Ante-Nicene Fathers/Volume IV/Origen/Origen Against Celsus/Book III/Chapter XXXIII

From Wikisource
Ante-Nicene Fathers Vol. IV, Origen, Origen Against Celsus, Book III
by Origen, translated by Frederick Crombie
Chapter XXXIII
156384Ante-Nicene Fathers Vol. IV, Origen, Origen Against Celsus, Book III — Chapter XXXIIIFrederick CrombieOrigen

Chapter XXXIII.

Celsus, however, shows that he has read a good many Grecian histories, when he quotes further what is told of Cleomedes of Astypalæa, “who,” he relates, “entered into an ark, and although shut up within it, was not found therein, but through some arrangement of the divinity, flew out, when certain persons had cut open the ark in order to apprehend him.”  Now this story, if an invention, as it appears to be, cannot be compared with what is related of Jesus, since in the lives of such men there is found no indication of their possessing the divinity which is ascribed to them; whereas the divinity of Jesus is established both by the existence of the Churches of the saved,[1] and by the prophecies uttered concerning Him, and by the cures wrought in His name, and by the wisdom and knowledge which are in Him, and the deeper truths which are discovered by those who know how to ascend from a simple faith, and to investigate the meaning which lies in the divine Scriptures, agreeably to the injunctions of Jesus, who said, “Search the Scriptures,”[2] and to the wish of Paul, who taught that “we ought to know how to answer every man;”[3] nay, also of him who said, “Be ready always to give an answer to every man that asketh of you a reason of the faith[4] that is in you.”[5]  If he wishes to have it conceded, however, that it is not a fiction, let him show with what object this supernatural power made him, through some arrangement of the divinity, flee from the ark.  For if he will adduce any reason worthy of consideration, and point out any purpose worthy of God in conferring such a power on Cleomedes, we will decide on the answer which we ought to give; but if he fail to say anything convincing on the point, clearly because no reason can be discovered, then we shall either speak slightingly of the story to those who have not accepted it, and charge it with being false, or we shall say that some demoniac power, casting a glamour over the eyes, produced, in the case of the Astypalæan, a result like that which is produced by the performers of juggling tricks,[6] while Celsus thinks that with respect to him he has spoken like an oracle, when he said that “by some divine arrangement he flew away from the ark.”

  1. τῶν ὠφελουμένων.
  2. John v. 39.
  3. Cf.
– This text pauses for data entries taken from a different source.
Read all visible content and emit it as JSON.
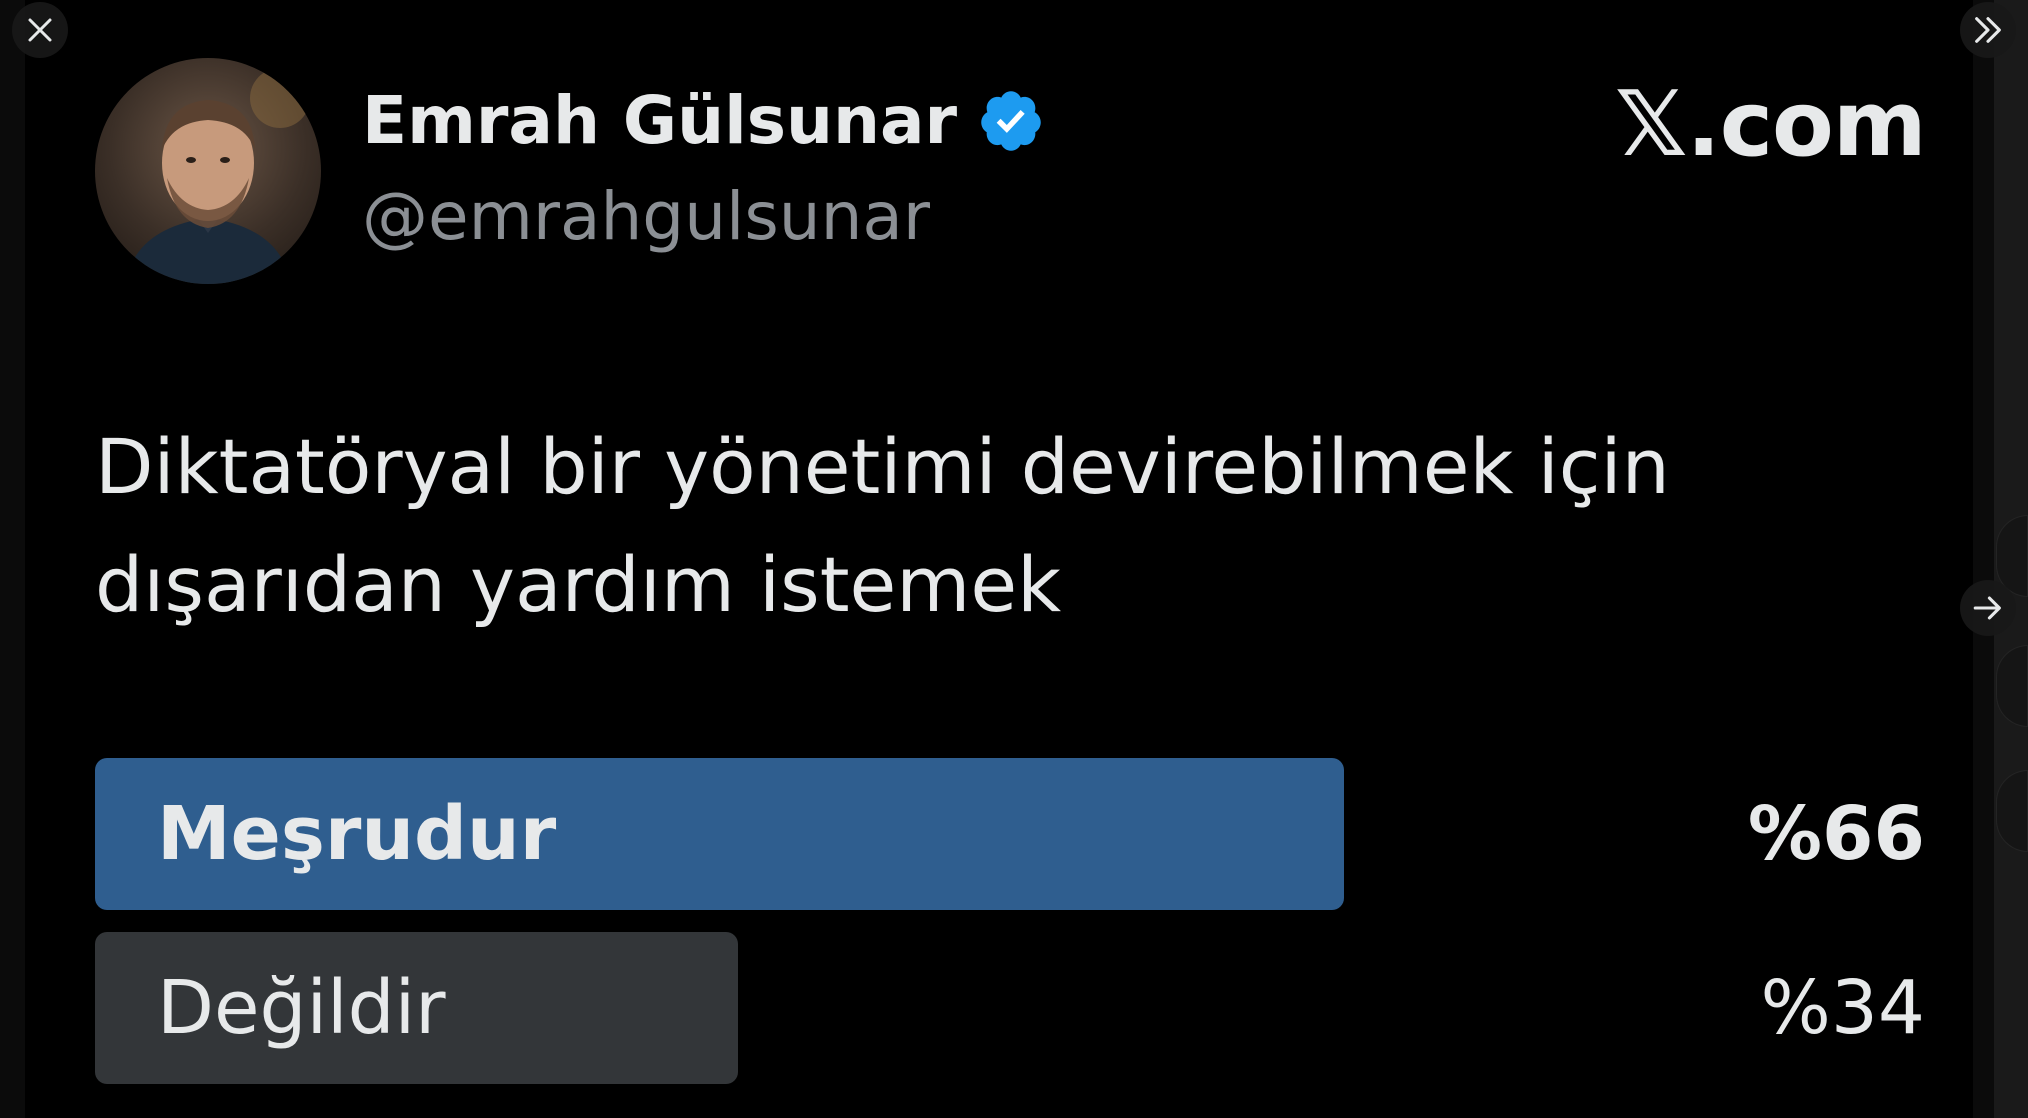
{
  "viewer": {
    "close_label": "Close",
    "collapse_label": "Collapse",
    "next_label": "Next"
  },
  "tweet": {
    "author_name": "Emrah Gülsunar",
    "handle": "@emrahgulsunar",
    "verified": true,
    "brand": "𝕏.com",
    "question": "Diktatöryal bir yönetimi devirebilmek için dışarıdan yardım istemek"
  },
  "poll": {
    "options": [
      {
        "label": "Meşrudur",
        "percent_text": "%66",
        "share": 0.66,
        "leading": true
      },
      {
        "label": "Değildir",
        "percent_text": "%34",
        "share": 0.34,
        "leading": false
      }
    ]
  },
  "colors": {
    "leading_bar": "#2f5e8f",
    "other_bar": "#333639",
    "verified_badge": "#1d9bf0",
    "background": "#000000"
  },
  "icons": {
    "close": "close-icon",
    "collapse": "chevron-double-right-icon",
    "next": "arrow-right-icon",
    "verified": "verified-badge-icon"
  }
}
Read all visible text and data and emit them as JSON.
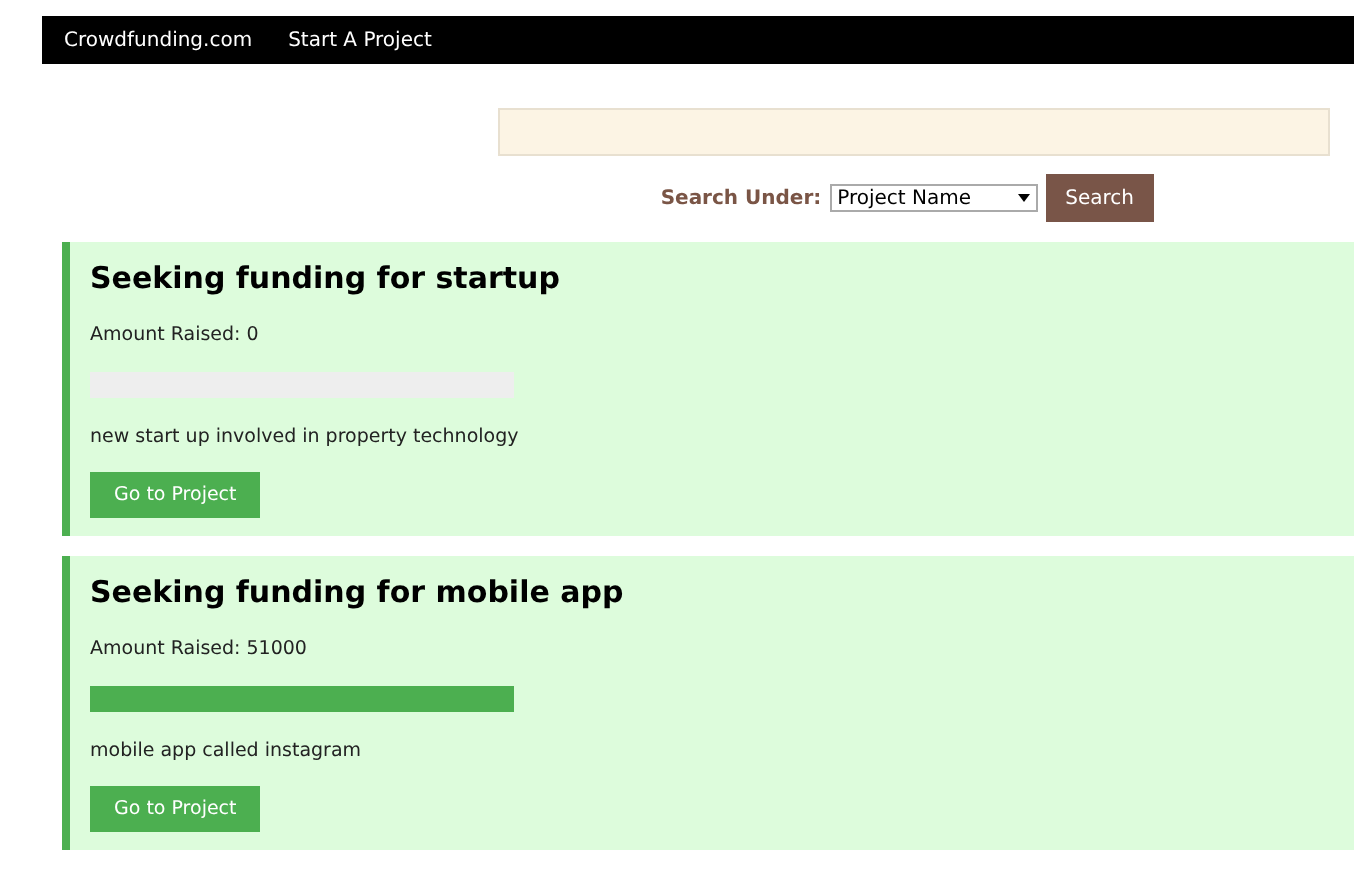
{
  "navbar": {
    "brand": "Crowdfunding.com",
    "links": [
      "Start A Project"
    ]
  },
  "search": {
    "label": "Search Under:",
    "select_value": "Project Name",
    "button": "Search"
  },
  "projects": [
    {
      "title": "Seeking funding for startup",
      "amount": "Amount Raised: 0",
      "level": 0,
      "description": "new start up involved in property technology",
      "button": "Go to Project"
    },
    {
      "title": "Seeking funding for mobile app",
      "amount": "Amount Raised: 51000",
      "level": 1,
      "description": "mobile app called instagram",
      "button": "Go to Project"
    }
  ]
}
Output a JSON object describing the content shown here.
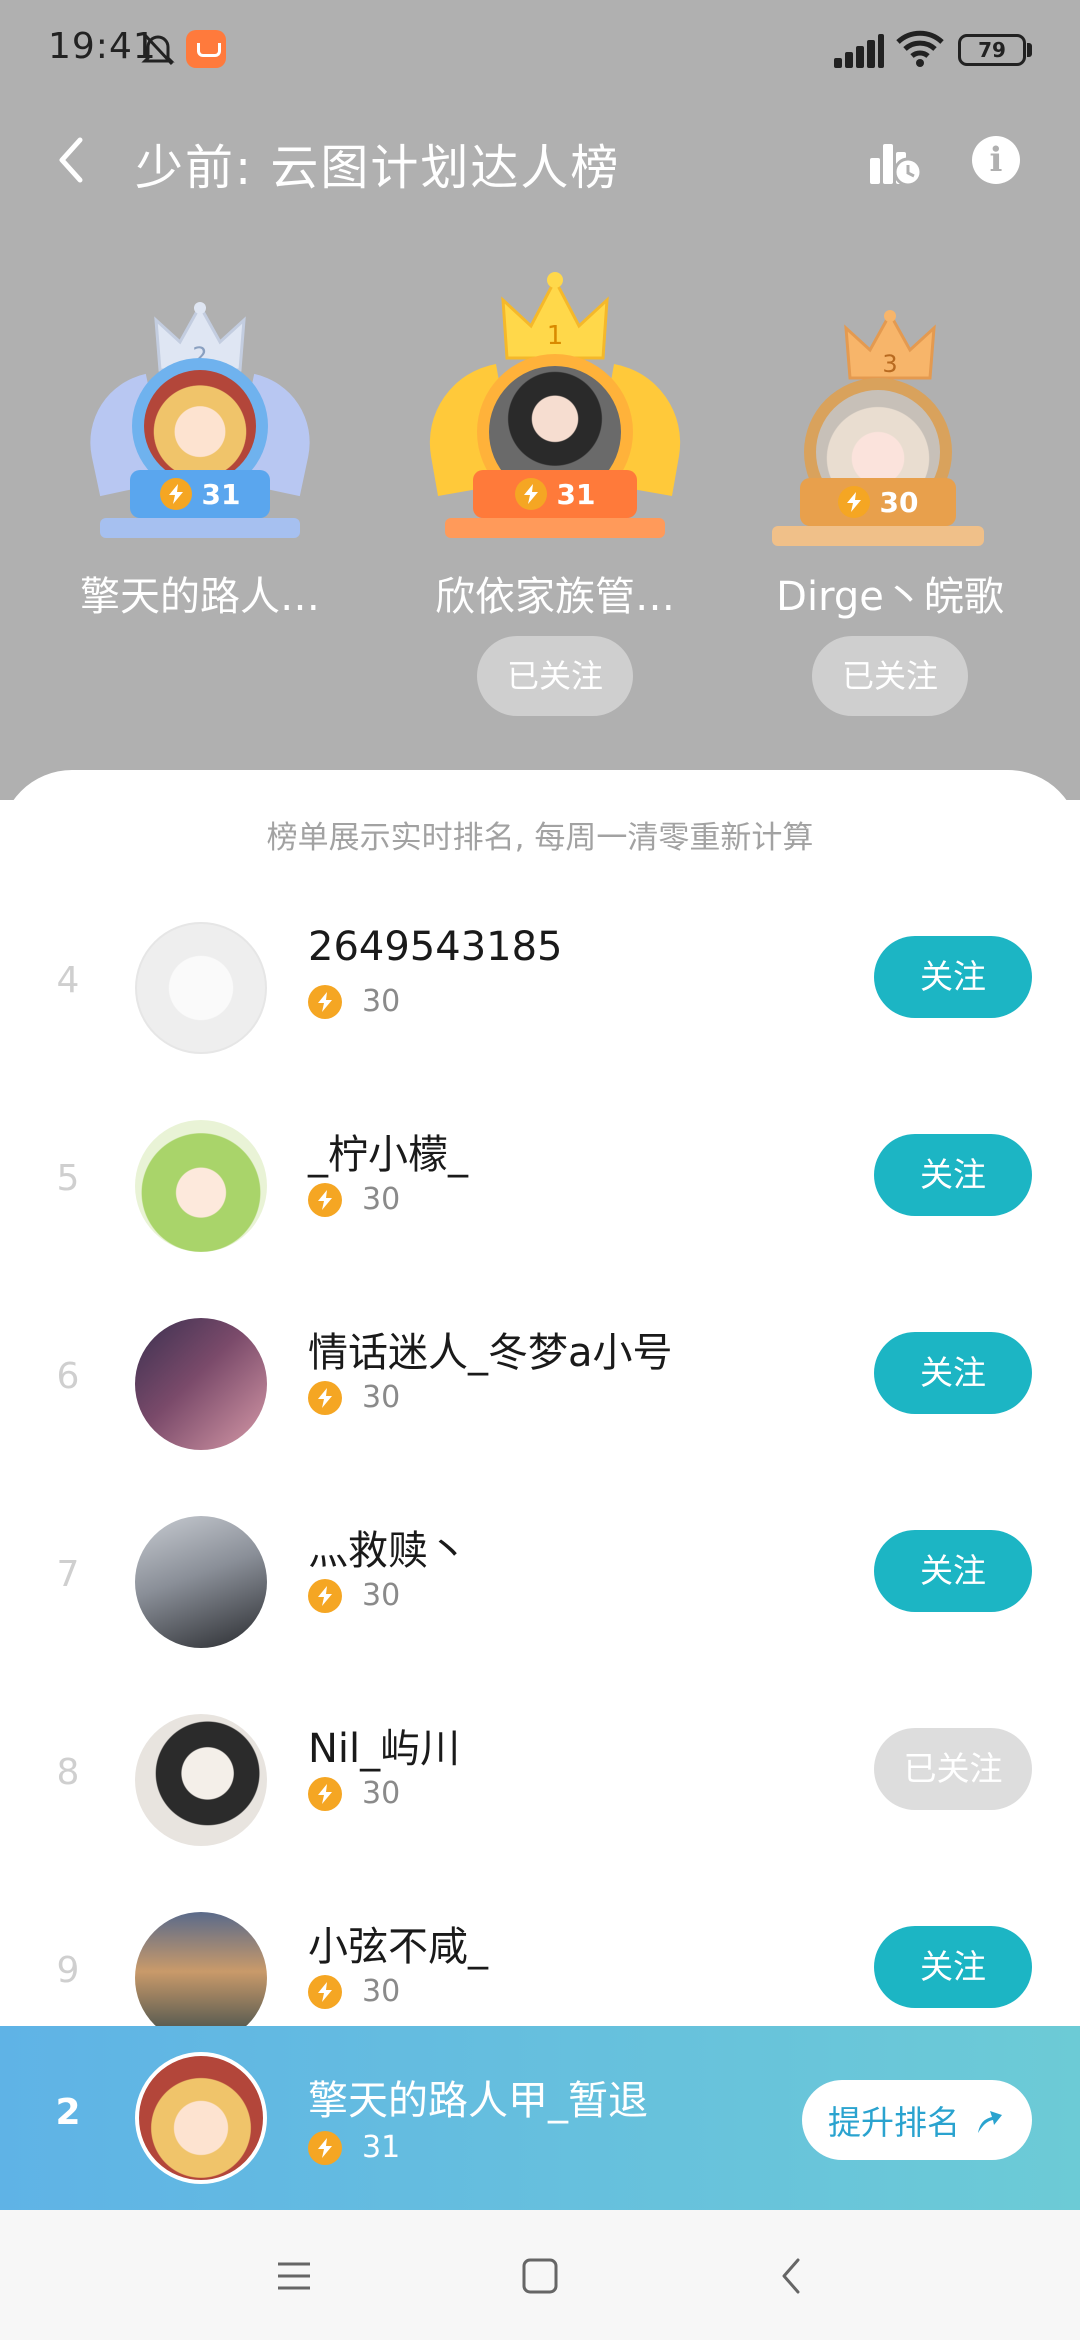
{
  "status": {
    "time": "19:41",
    "battery": "79"
  },
  "header": {
    "title": "少前: 云图计划达人榜"
  },
  "podium": [
    {
      "place": "2",
      "name": "擎天的路人…",
      "score": "31",
      "follow": ""
    },
    {
      "place": "1",
      "name": "欣依家族管…",
      "score": "31",
      "follow": "已关注"
    },
    {
      "place": "3",
      "name": "Dirge丶皖歌",
      "score": "30",
      "follow": "已关注"
    }
  ],
  "notice": "榜单展示实时排名, 每周一清零重新计算",
  "list": [
    {
      "rank": "4",
      "name": "2649543185",
      "score": "30",
      "button": "关注",
      "followed": false
    },
    {
      "rank": "5",
      "name": "_柠小檬_",
      "score": "30",
      "button": "关注",
      "followed": false
    },
    {
      "rank": "6",
      "name": "情话迷人_冬梦a小号",
      "score": "30",
      "button": "关注",
      "followed": false
    },
    {
      "rank": "7",
      "name": "灬救赎丶",
      "score": "30",
      "button": "关注",
      "followed": false
    },
    {
      "rank": "8",
      "name": "Nil_屿川",
      "score": "30",
      "button": "已关注",
      "followed": true
    },
    {
      "rank": "9",
      "name": "小弦不咸_",
      "score": "30",
      "button": "关注",
      "followed": false
    }
  ],
  "me": {
    "rank": "2",
    "name": "擎天的路人甲_暂退",
    "score": "31",
    "button": "提升排名"
  },
  "colors": {
    "accent": "#1cb5c4",
    "score": "#f5a623",
    "header_bg": "#b0b0b0"
  }
}
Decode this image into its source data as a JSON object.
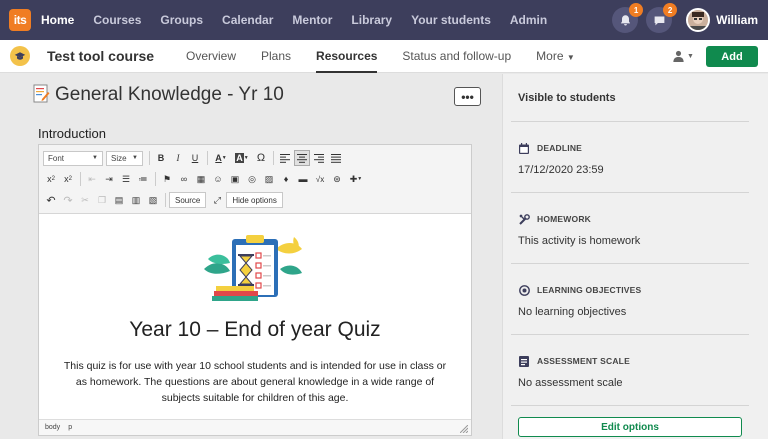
{
  "nav": {
    "logo": "its",
    "items": [
      {
        "label": "Home",
        "active": true
      },
      {
        "label": "Courses",
        "active": false
      },
      {
        "label": "Groups",
        "active": false
      },
      {
        "label": "Calendar",
        "active": false
      },
      {
        "label": "Mentor",
        "active": false
      },
      {
        "label": "Library",
        "active": false
      },
      {
        "label": "Your students",
        "active": false
      },
      {
        "label": "Admin",
        "active": false
      }
    ],
    "notifications_count": "1",
    "messages_count": "2",
    "user_name": "William"
  },
  "subnav": {
    "course_title": "Test tool course",
    "tabs": [
      "Overview",
      "Plans",
      "Resources",
      "Status and follow-up",
      "More"
    ],
    "active_tab": "Resources",
    "add_label": "Add"
  },
  "page": {
    "title": "General Knowledge - Yr 10",
    "more_label": "•••",
    "intro_label": "Introduction"
  },
  "editor": {
    "font_select": "Font",
    "size_select": "Size",
    "source_label": "Source",
    "hide_options_label": "Hide options",
    "quiz_title": "Year 10 – End of year Quiz",
    "quiz_description": "This quiz is for use with year 10 school students and is intended for use in class or as homework. The questions are about general knowledge in a wide range of subjects suitable for children of this age.",
    "path": [
      "body",
      "p"
    ]
  },
  "side": {
    "visibility": "Visible to students",
    "sections": [
      {
        "icon": "calendar-icon",
        "heading": "DEADLINE",
        "value": "17/12/2020 23:59"
      },
      {
        "icon": "homework-tools-icon",
        "heading": "HOMEWORK",
        "value": "This activity is homework"
      },
      {
        "icon": "target-icon",
        "heading": "LEARNING OBJECTIVES",
        "value": "No learning objectives"
      },
      {
        "icon": "assessment-scale-icon",
        "heading": "ASSESSMENT SCALE",
        "value": "No assessment scale"
      }
    ],
    "edit_options_label": "Edit options"
  },
  "colors": {
    "nav_bg": "#3d3e5c",
    "accent_orange": "#f07d23",
    "primary_green": "#108a4e"
  }
}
Col. iv. 6.
  4. πίστεως.
  5. 1 Pet. iii. 15.
  6. ἢτοι διαβαλοῦμεν τοῖς αὐτὴν μὴ παραδεξαμένοις, καὶ ἐγκαλέσομεν τῇ ἱστορία ὡς οὐκ ἀληθεὶ, ἤ δαιμόνιόν τι φησομεν παραπλήσιον τοῖς ἐπιδεικνυπένοις γόησιν ἀπατῆ ὀφθαλμῶν πεποιηκέναι καὶ περὶ τὸν ᾽Αστυπαλαιέα.  Spencer in his edition includes μὴ in brackets, and renders, “Aut eos incusabimus, qui istam virtutem admiserint.”